Streamline Your Workflow when Starting a New Research Paper

Author:Murphy  |  View: 27176  |  Time: 2025-03-22 19:18:06
Photo by Maksym Kaharlytskyi on Unsplash

I am a researcher with over seven years of experience working in public health and epidemiological research. Every time I am about to start a new research paper, I create a folder for this project, inside multiple folders for each section of my work, and Word documents for the manuscript with specific headings. Having published over 170 peer-review papers, I must have done this process over 200 times. I think it is about time to automatize this process, and I will share with you how to do so!

At the end of the post, you will find the full code. You only need to copy and paste it onto your favorite Python environment and hit run. The code will generate the function create_project_structure. This function will create a folder structure and Word documents ready for you to go straight to work on your research paper.


What does this function do?

This function will generate a folder in a specified path (base_path), and this folder will be named as you wish (project_name). This function will also create two Word documents, one for the supplementary materials and the other one for the manuscript with headings. The create_project_structure function needs two inputs: base_path and project_name.


What is the folder structure?

The function will generate a folder with the following structure.

Project Name (project_name)

— -00.References

— -01.Datasets

— -02.Scripts

— -03.Figures

— -04.Tables

— -05.Supplementary Materials

— -06.Manuscript

— -07.Submissions

Finally, inside these folders there will be a folder named _old. This is a personal preference. I prefer to move old files into the _old folder, so that the main folder looks tidy while I keep old versions as a backup.


What is the purpose of each folder?

00.References: to keep all references for this project, you may also store here your EndNote file or any other reference manager you use.

01.Datasets: to keep all the relevant datasets for your analysis. You might keep the original dataset, the dataset after applying your selection criteria, and the dataset with the predictions.

02.Scripts: to keep your analysis code, whether R scripts or Python Jupyter Notebooks.

03.Figures: to save your figures which most likely were created with your scripts.

04.Tables: to save your tables, also probably automatically created with your scripts.

05.Supplementary Materials: to save supplementary materials you need to publish alongside your paper.

06.Manuscript: to keep the working manuscript. In many epidemiology and public health journals the only accept Word documents (or PDF). We still use Word and share the document to collect feedback from co-authors. Some people work online like in Google Docs.

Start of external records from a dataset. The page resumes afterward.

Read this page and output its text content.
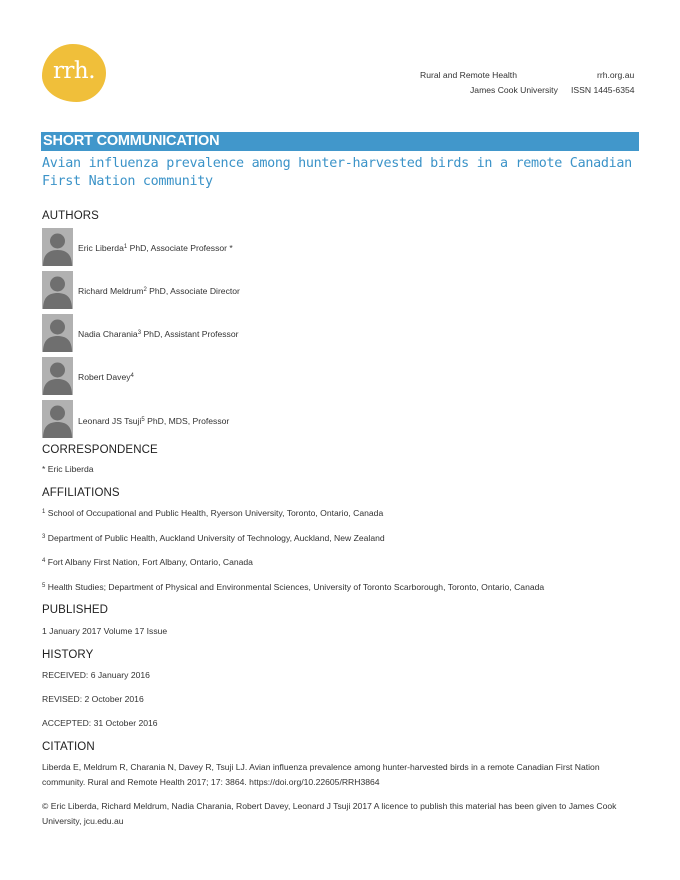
rrh.	Rural and Remote Health	rrh.org.au
James Cook University ISSN 1445-6354
SHORT COMMUNICATION
Avian influenza prevalence among hunter-harvested birds in a remote Canadian First Nation community
AUTHORS
Eric Liberda$^1$ PhD, Associate Professor *
Richard Meldrum$^2$ PhD, Associate Director
Nadia Charania$^3$ PhD, Assistant Professor
Robert Davey$^4$
Leonard JS Tsuji$^5$ PhD, MDS, Professor
CORRESPONDENCE
* Eric Liberda
AFFILIATIONS
$^1$ School of Occupational and Public Health, Ryerson University, Toronto, Ontario, Canada
$^3$ Department of Public Health, Auckland University of Technology, Auckland, New Zealand
$^4$ Fort Albany First Nation, Fort Albany, Ontario, Canada
$^5$ Health Studies; Department of Physical and Environmental Sciences, University of Toronto Scarborough, Toronto, Ontario, Canada
PUBLISHED
1 January 2017 Volume 17 Issue
HISTORY
RECEIVED: 6 January 2016
REVISED: 2 October 2016
ACCEPTED: 31 October 2016
CITATION
Liberda E, Meldrum R, Charania N, Davey R, Tsuji LJ. Avian influenza prevalence among hunter-harvested birds in a remote Canadian First Nation community. Rural and Remote Health 2017; 17: 3864. https://doi.org/10.22605/RRH3864
© Eric Liberda, Richard Meldrum, Nadia Charania, Robert Davey, Leonard J Tsuji 2017 A licence to publish this material has been given to James Cook University, jcu.edu.au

07.Submissions: inside this folder I will create a new folder for each journal to which I submit the paper for consideration. I like to keep all submitted documents for each journal. This helps to keep track of all journals we submitted to.


Word documents created

The function create_project_structure will also create two Word documents. One Word document will be inside the folder 06.Manuscript. The other Word document will be inside the folder 05.Supplementary Materials. We usually use Word documents to write these sections. Conversely, in other research fields they may use LaTeX (e.g., Overleaf).

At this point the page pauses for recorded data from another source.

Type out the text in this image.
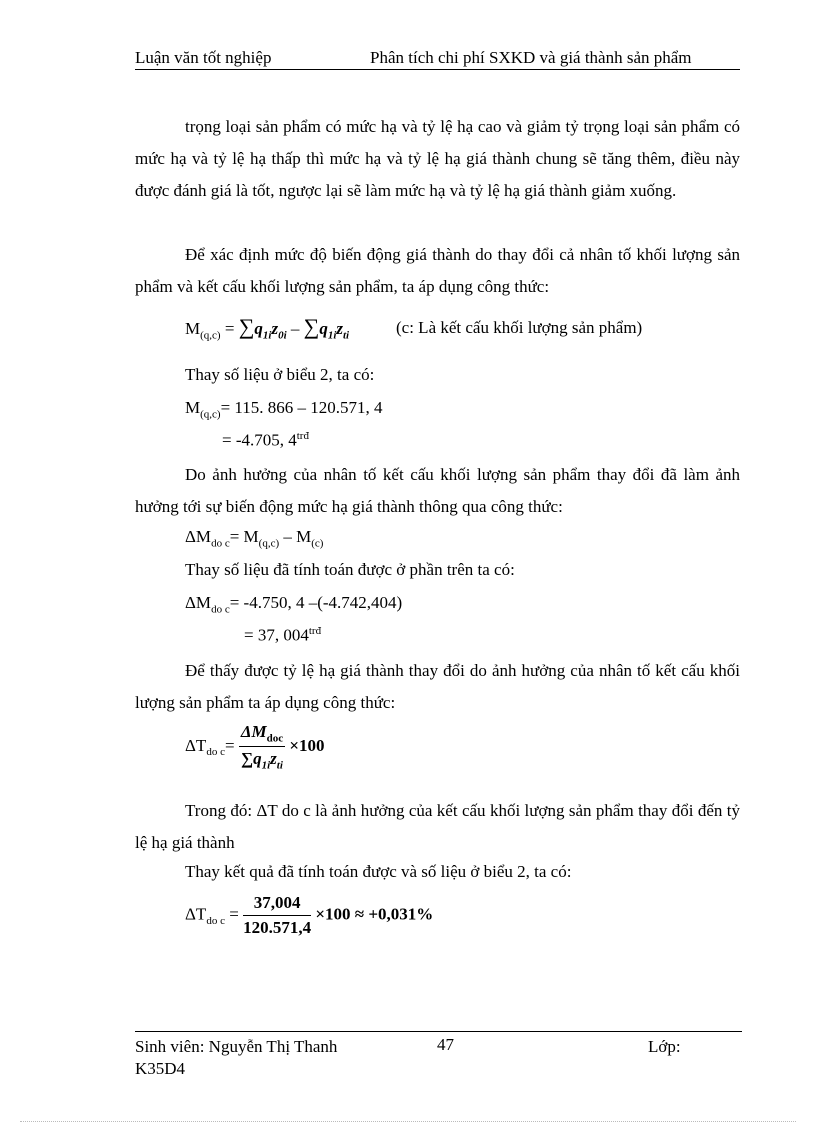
Luận văn tốt nghiệp	Phân tích chi phí SXKD và giá thành sản phẩm
trọng loại sản phẩm có mức hạ và tỷ lệ hạ cao và giảm tỷ trọng loại sản phẩm có mức hạ và tỷ lệ hạ thấp thì mức hạ và tỷ lệ hạ giá thành chung sẽ tăng thêm, điều này được đánh giá là tốt, ngược lại sẽ làm mức hạ và tỷ lệ hạ giá thành giảm xuống.
Để xác định mức độ biến động giá thành do thay đổi cả nhân tố khối lượng sản phẩm và kết cấu khối lượng sản phẩm, ta áp dụng công thức:
$M_{(q,c)} = \sum q_{1i}z_{0i} - \sum q_{1i}z_{ti}$	(c: Là kết cấu khối lượng sản phẩm)
Thay số liệu ở biểu 2, ta có:
$M_{(q,c)}= 115$. 866 – 120.571, 4
= -4.705, $4^{trđ}$
Do ảnh hưởng của nhân tố kết cấu khối lượng sản phẩm thay đổi đã làm ảnh hưởng tới sự biến động mức hạ giá thành thông qua công thức:
$\Delta M_{do c}= M_{(q,c)} - M_{(c)}$
Thay số liệu đã tính toán được ở phần trên ta có:
$\Delta M_{do c}= -4.750$, 4 –(-4.742,404)
= 37, $004^{trđ}$
Để thấy được tỷ lệ hạ giá thành thay đổi do ảnh hưởng của nhân tố kết cấu khối lượng sản phẩm ta áp dụng công thức:
$\Delta T_{do c}= \frac{\Delta M_{doc}}{\sum q_{1i}z_{ti}} \times 100$
Trong đó: ΔT do c là ảnh hưởng của kết cấu khối lượng sản phẩm thay đổi đến tỷ lệ hạ giá thành
Thay kết quả đã tính toán được và số liệu ở biểu 2, ta có:
$\Delta T_{do c} = \frac{37,004}{120.571,4} \times 100 \approx +0,031\%$
Sinh viên: Nguyễn Thị Thanh	47	Lớp:
K35D4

Both Word documents will be named with a suffix showing today's date. In addition, the Word document in the 06.Manuscript folder will be created with headings level 1 and level 2. These headings represent the standard sections of many Biomedical, public health, and epidemiology journals. Feel free to edit the headings according to your needs!


Subheadings in the manuscript Word document

The Word document in the 06.Manuscript folder will have headings that are standard across several journals. They may vary according to your paper, area of research, and the target journal. Headings with one digit are level 1, and headings with two digits are level 2.

  1. Title
  2. Abstract
  3. Introduction
  4. Methods

3.1. Study design

3.2. Data sources

3.3. Study population

3.4. Variables

3.5. Statistical Analysis

3.6. Ethics

  1. Results

4.1. Description of study population

4.2. Main findings

4.3. Complementary findings

  1. Discussion

5.1. Main findings

5.2. Implications

5.3. Strengths and limitations

5.4. Conclusions

  1. Disclosures

6.1. Acknowledgements

6.2. Contributions

6.3. Funding

6.4. Conflict of interest

6.5. Data sharing

6.6. Code sharing

  1. Tables
  2. Figures
  3. References

These headings are largely consistent with some reporting guidelines such as STROBE.


How to run the code?

If you are working on a Jupyter Notebook, for example using Virtual Studio Code, you only need to copy the full code in one cell and run it. Please, make sure you have the necessary libraries. Make sure you have the library to manipulate Word documents (pip install python-docx). After you run the cell with all the code, you will be prompted to input the folder path (base_path) and then the project name (project_name). A field will be activated at the top of the window for you to input this information. Type the path and press enter. Type the project name and press enter.

Screenshot by the author.

That's all you need! You will have created a folder with the structure showed above as well as two Word documents. In a few seconds you have the environment ready for you to quickly work on your next research paper.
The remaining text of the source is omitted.